Speeding up cancer diagnosis during surgery

Tissue-conserving cancer surgery is a highly skilled procedure which involves time-consuming tissue preparation to detect the margins of cancerous tissue. The goal is to remove as much of the tumour as possible while sparing healthy tissue.

With funding from the National Institute for Health Research (NIHR), experts at The University of Nottingham have developed a highly accurate prototype technique which can produce a detailed ‘spectroscopic fingerprint’ of each tissue layer removed during surgery. This technique — which can produce detailed maps of the tissue rich in information at the molecular level — has the potential to speed up and improve the diagnosis of cancer tissue during the operation as well as reduce unnecessary surgery.

The research has been published in the prestigious journal Proceedings of the National Academy of Sciences and the team, led by Dr Ioan Notingher in the School of Physics and Astronomy, are now looking to build an optimised instrument that can be tested in the clinic.

Dr Notingher said: “By refining our prototype instrument to make it more user-friendly and even faster to use. Diagnosis of each tissue layer could be obtained in just a few minutes — rather than hours. Such developments have the potential to revolutionise the surgical treatment of cancers. This technology will provide a fast and objective way for surgeons to make sure that all the cancer cells have been removed whilst at the same time preserving as much healthy tissue as possible.”

The challenges of tissue-conserving surgery

Typically, skin conserving surgery involves cutting away one thin layer of tissue after another and each layer after another is carefully examined to make sure that all the cancer has been removed. This lengthy process is stopped when only health tissue is left. Successful removal of all cancer cells is the key to achieving lower rates of the cancer returning but there is always a balance to be struck between making sure all the cancer is removed and preserving as much healthy tissue as possible in order to reduce scarring and disfigurement.

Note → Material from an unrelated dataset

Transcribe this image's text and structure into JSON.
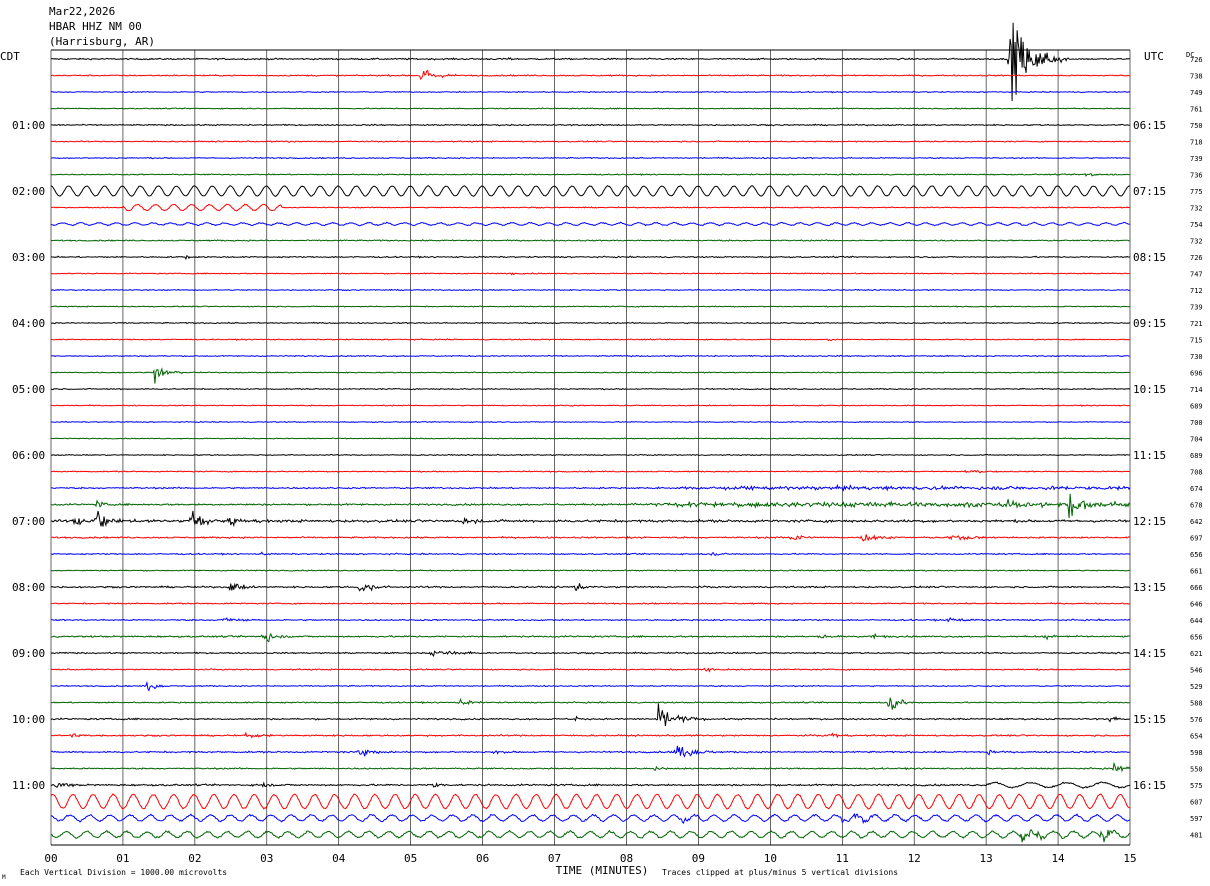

Dr Notingher said: “The real challenge is to know where the cancer starts and ends when looking at it during an operation so that the surgeon knows when to stop cutting. Our technique can also diagnose the presence or absence of skin cancer in thick chunks of skin tissue, making it unnecessary to cut the tissue up further into thin slices.”

Scientific research in this field started around two decades ago and only now are scientists starting to publish the results of their work. The use of lasers and high-sensitivity light detection technologies allows faster and more sensitive imaging of tissues and discrimination of tumours.

A huge step forward for the patient

One particular technique, known as Mohs surgery — microscopically controlled surgery — is used for the treatment of difficult cases of a type of skin cancer called basal cell carcinoma (BCC). BCC is the commonest cancer in humans with more than 60,000 new patients diagnosed each year in the UK. The incidence of BCC continues to increase each year because we have an ageing population who have had a lot of sun exposure in the past. Mohs surgery provides the highest cure rates for BCC, but the procedure takes a lot of time because each new tissue layer has to be frozen and examined during the operation. Typically, this takes around 1-2 hours per layer so an operation can take as long as five to seven hours in total. So, from a patient’s perspective, there is a need to reduce the Mohs surgery time by developing faster and objective ways of seeing whether the cancer has been completely removed during a shorter operation under a single local anaesthetic.

Dr Notingher’s technique uses an integrated optical technique based on auto-fluorescence (natural fluorescence from the tissue) and Raman spectroscopy (a highly sensitive technique using lasers to identify the molecules in a tissue sample).

Dr Notingher said: “Our technique does not rely on time consuming and laborious steps of tissue fixation, staining, labelling or sectioning. The beauty is that it can be automated and very objective. To make this new technique suitable for use in the middle of an operation such as Mohs surgery for BCC, we have combined tissue auto-fluorescence, which is quick and good at picking out all the cancer cells (but not at excluding normal tissue) as a first step, followed by Raman scattering, a rather slow but good at separating normal from cancer tissue. By combining these two methods into one technique high accuracy diagnosis of BCC can be obtained in only a few minutes.”

Professor Hywel Williams, one of the dermatologists working in the team and Director of the Centre for Evidence Based Dermatology (CEBD) at The University of Nottingham, said:  “I am now convinced that this technique is reliable and potentially fast enough to replace conventional methods that determine tumour clearance for basal cell carcinoma removed during Mohs micrographic surgery — an advance that will increase the accessibility of Mohs to many more people across the world.”

This NIHR-funded research was carried out under its Invention for Innovation (i4i) Programme in collaboration with Nottingham University Hospital National Health Service (NHS) Trust, Royal Holloway University, and the CEBD.